Yellow Heaven
I sleep beside my daughter, in her bed, when I’m feeling sad. It’s a single bed. 75” in length. 36” in width. With both the little girl and myself in it, I have to sleep on my side just so I don’t fall off and wrap an arm around her the whole night, my butt literally suspended off the smoothened pinewood edge.
The bed is yellow. I chose it precisely because it’s cheery.
The thin plyboard that holds up the mattress (a mattress too soft it hurts my back sometimes) creaks a bit. The bed’s built to bear the weight of a young girl’s but not that of her mother’s too.
But I love sleeping on this yellow, cheery, creaky bed.

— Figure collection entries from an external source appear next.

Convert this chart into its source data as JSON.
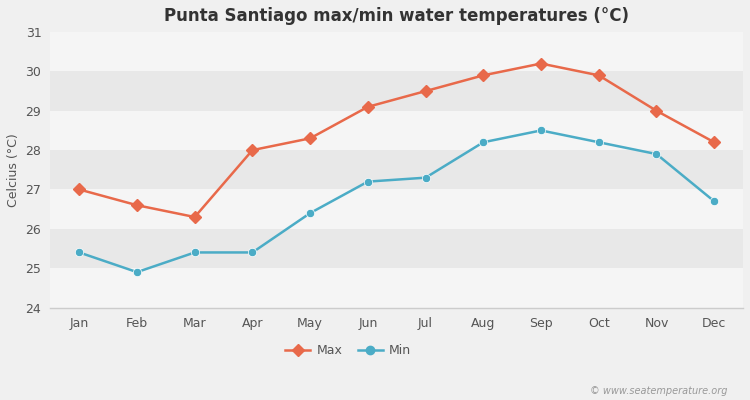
{
  "title": "Punta Santiago max/min water temperatures (°C)",
  "ylabel": "Celcius (°C)",
  "months": [
    "Jan",
    "Feb",
    "Mar",
    "Apr",
    "May",
    "Jun",
    "Jul",
    "Aug",
    "Sep",
    "Oct",
    "Nov",
    "Dec"
  ],
  "max_temps": [
    27.0,
    26.6,
    26.3,
    28.0,
    28.3,
    29.1,
    29.5,
    29.9,
    30.2,
    29.9,
    29.0,
    28.2
  ],
  "min_temps": [
    25.4,
    24.9,
    25.4,
    25.4,
    26.4,
    27.2,
    27.3,
    28.2,
    28.5,
    28.2,
    27.9,
    26.7
  ],
  "max_color": "#e8694a",
  "min_color": "#4bacc6",
  "bg_color": "#f0f0f0",
  "band_light": "#f5f5f5",
  "band_dark": "#e8e8e8",
  "ylim": [
    24,
    31
  ],
  "yticks": [
    24,
    25,
    26,
    27,
    28,
    29,
    30,
    31
  ],
  "watermark": "© www.seatemperature.org",
  "legend_max": "Max",
  "legend_min": "Min",
  "marker_size": 6,
  "linewidth": 1.8
}
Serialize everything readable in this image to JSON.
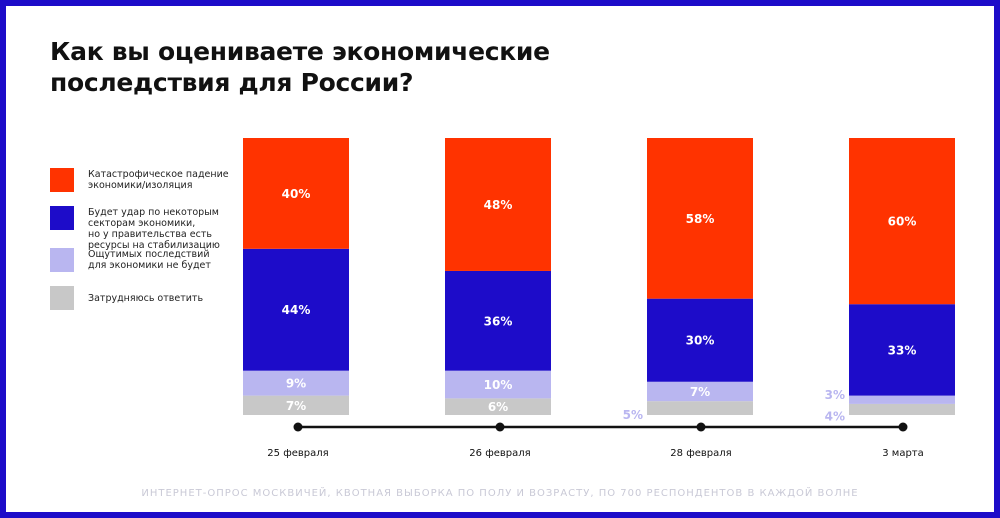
{
  "title": "Как вы оцениваете экономические последствия для России?",
  "footnote": "ИНТЕРНЕТ-ОПРОС МОСКВИЧЕЙ, КВОТНАЯ ВЫБОРКА ПО ПОЛУ И ВОЗРАСТУ, ПО 700 РЕСПОНДЕНТОВ В КАЖДОЙ ВОЛНЕ",
  "legend": [
    {
      "label": "Катастрофическое падение\nэкономики/изоляция",
      "color": "#ff3300"
    },
    {
      "label": "Будет удар по некоторым\nсекторам экономики,\nно у правительства есть\nресурсы на стабилизацию",
      "color": "#1d0cc9"
    },
    {
      "label": "Ощутимых последствий\nдля экономики не будет",
      "color": "#b9b6f0"
    },
    {
      "label": "Затрудняюсь ответить",
      "color": "#c8c8c8"
    }
  ],
  "chart_data": {
    "type": "bar",
    "stacked": true,
    "categories": [
      "25 февраля",
      "26 февраля",
      "28 февраля",
      "3 марта"
    ],
    "series": [
      {
        "name": "Катастрофическое падение экономики/изоляция",
        "color": "#ff3300",
        "values": [
          40,
          48,
          58,
          60
        ]
      },
      {
        "name": "Будет удар по некоторым секторам экономики, но у правительства есть ресурсы на стабилизацию",
        "color": "#1d0cc9",
        "values": [
          44,
          36,
          30,
          33
        ]
      },
      {
        "name": "Ощутимых последствий для экономики не будет",
        "color": "#b9b6f0",
        "values": [
          9,
          10,
          7,
          3
        ]
      },
      {
        "name": "Затрудняюсь ответить",
        "color": "#c8c8c8",
        "values": [
          7,
          6,
          5,
          4
        ]
      }
    ],
    "value_labels": [
      [
        "40%",
        "48%",
        "58%",
        "60%"
      ],
      [
        "44%",
        "36%",
        "30%",
        "33%"
      ],
      [
        "9%",
        "10%",
        "7%",
        "3%"
      ],
      [
        "7%",
        "6%",
        "5%",
        "4%"
      ]
    ],
    "ylim": [
      0,
      100
    ],
    "unit": "%"
  }
}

Most nights these days, my little girl is in deep slumber by the time I come home from work. So late at night, when all is done, I climb into her bed slowly, careful not to wake her, and gently snuggle up. I whisper ‘I love you’ and kiss her on the forehead. I watch her sleeping for a bit. She looks so serene, so angelic, I am calmed, and all the sadness and stresses of the long day are swept away. Her scent – that fresh, honey baby scent she at 4 hasn’t lost yet – soothes me like a lavender bath. The rhythm of her breathing is as a lullaby. I am quieted and filled slowly but surely with sweet sleep. I try to fight it off even so, that sleep, so I can relish the moment, aware, just me and my contentment, as long as I possibly can.
I wake to her stirring sometimes in the middle of the night. I run my hand up and down her back tenderly to reassure her I’m there. The nightmare goes away soon enough. Mommy’s here. She too seems comforted by the soft beating of a loving heart close by.
I am at my happiest and wish the morning would not come, as it invariably does, too soon.